HFresh Vector Index in Technical Preview

Weaviate v1.36 introduces HFresh, a new disk-based vector index inspired by the SPFresh algorithm, designed to scale to billions of vectors while keeping memory usage minimal. Unlike HNSW which requires all vectors in memory, HFresh divides vectors into small regions called postings stored on disk in an LSM store, with only a compact centroid index remaining in memory.

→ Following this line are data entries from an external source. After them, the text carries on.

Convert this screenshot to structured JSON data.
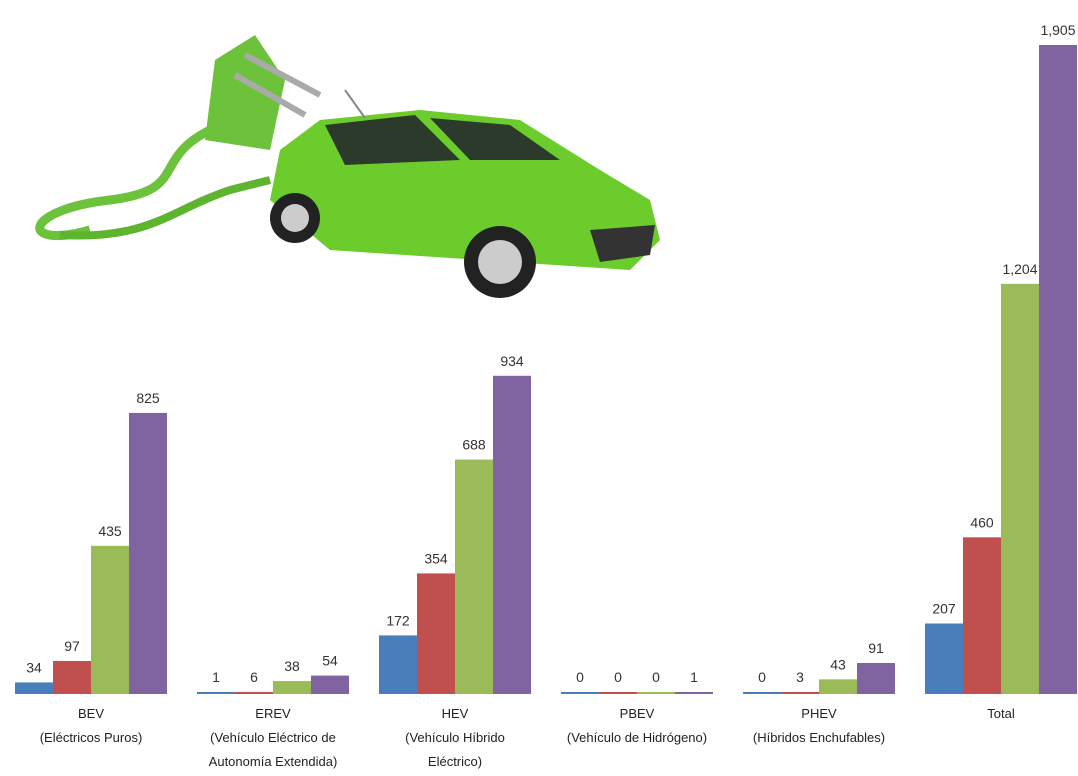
{
  "chart_data": {
    "type": "bar",
    "categories": [
      [
        "BEV",
        "(Eléctricos Puros)"
      ],
      [
        "EREV",
        "(Vehículo Eléctrico de",
        "Autonomía Extendida)"
      ],
      [
        "HEV",
        "(Vehículo Híbrido",
        "Eléctrico)"
      ],
      [
        "PBEV",
        "(Vehículo de Hidrógeno)"
      ],
      [
        "PHEV",
        "(Híbridos Enchufables)"
      ],
      [
        "Total"
      ]
    ],
    "series": [
      {
        "color": "#4a7ebb",
        "values": [
          34,
          1,
          172,
          0,
          0,
          207
        ]
      },
      {
        "color": "#c0504d",
        "values": [
          97,
          6,
          354,
          0,
          3,
          460
        ]
      },
      {
        "color": "#9bbb59",
        "values": [
          435,
          38,
          688,
          0,
          43,
          1204
        ],
        "value_labels": [
          "435",
          "38",
          "688",
          "0",
          "43",
          "1,204"
        ]
      },
      {
        "color": "#8064a2",
        "values": [
          825,
          54,
          934,
          1,
          91,
          1905
        ],
        "value_labels": [
          "825",
          "54",
          "934",
          "1",
          "91",
          "1,905"
        ]
      }
    ]
  }
}
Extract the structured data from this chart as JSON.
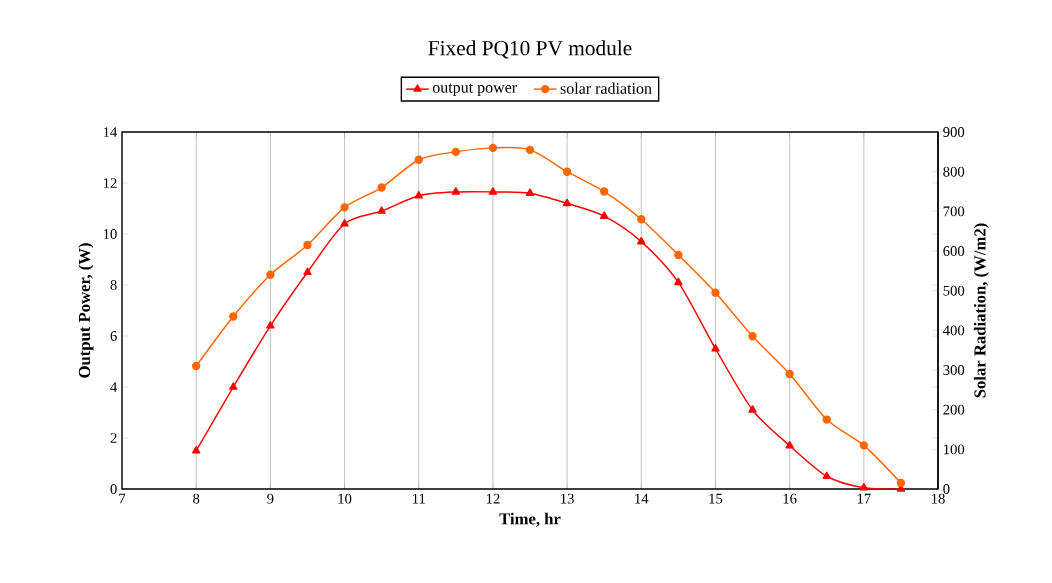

HFresh uses a two-stage search approach: first, an in-memory HNSW index over centroids identifies relevant vector regions, then corresponding postings are fetched from disk for detailed search. This architecture delivers significantly lower memory usage while maintaining predictable latency and I/O characteristics, making it ideal for cost-sensitive, large-scale deployments.

Key HFresh Features

  • Incremental updates without rebuilds — Most updates only affect small regions of vector space. HFresh maintains index quality through incremental rebalancing rather than periodic full rebuilds.
  • Rotational Quantization (RQ) — RQ-8 compresses the centroid index (4x savings) while RQ-1 compresses on-disk postings (32x savings), enabling more vectors per disk read.
  • Tunable performance parameterssearchProbe, replicas, and maxPostingSizeKB allow fine-tuning of recall vs. latency tradeoffs.

HFresh currently supports only cosine and l2-squared distance metrics and is available as a technical preview—the API may change in future releases.

Five Features Reach General Availability

Five previously preview features are now generally available:

  • Server-side Batching — The server controls ingestion flow using persistent connections and dynamic backpressure through exponential moving average (EMA) calculations, eliminating manual batch size tuning.
  • Object TTL — Automatic expiration of objects based on configurable time-to-live policies.
  • Async Replication Improvements — Enhanced replication reliability and performance at scale.
  • Drop Inverted Indices — New schema alteration capability to remove inverted indices and reduce storage overhead.
  • Backup Restoration Cancellation — Ability to cancel ongoing backup restoration operations.

Performance Improvements and Community Contributions

The release includes multiple performance optimizations and bug fixes across the platform, with contributions from the Weaviate community.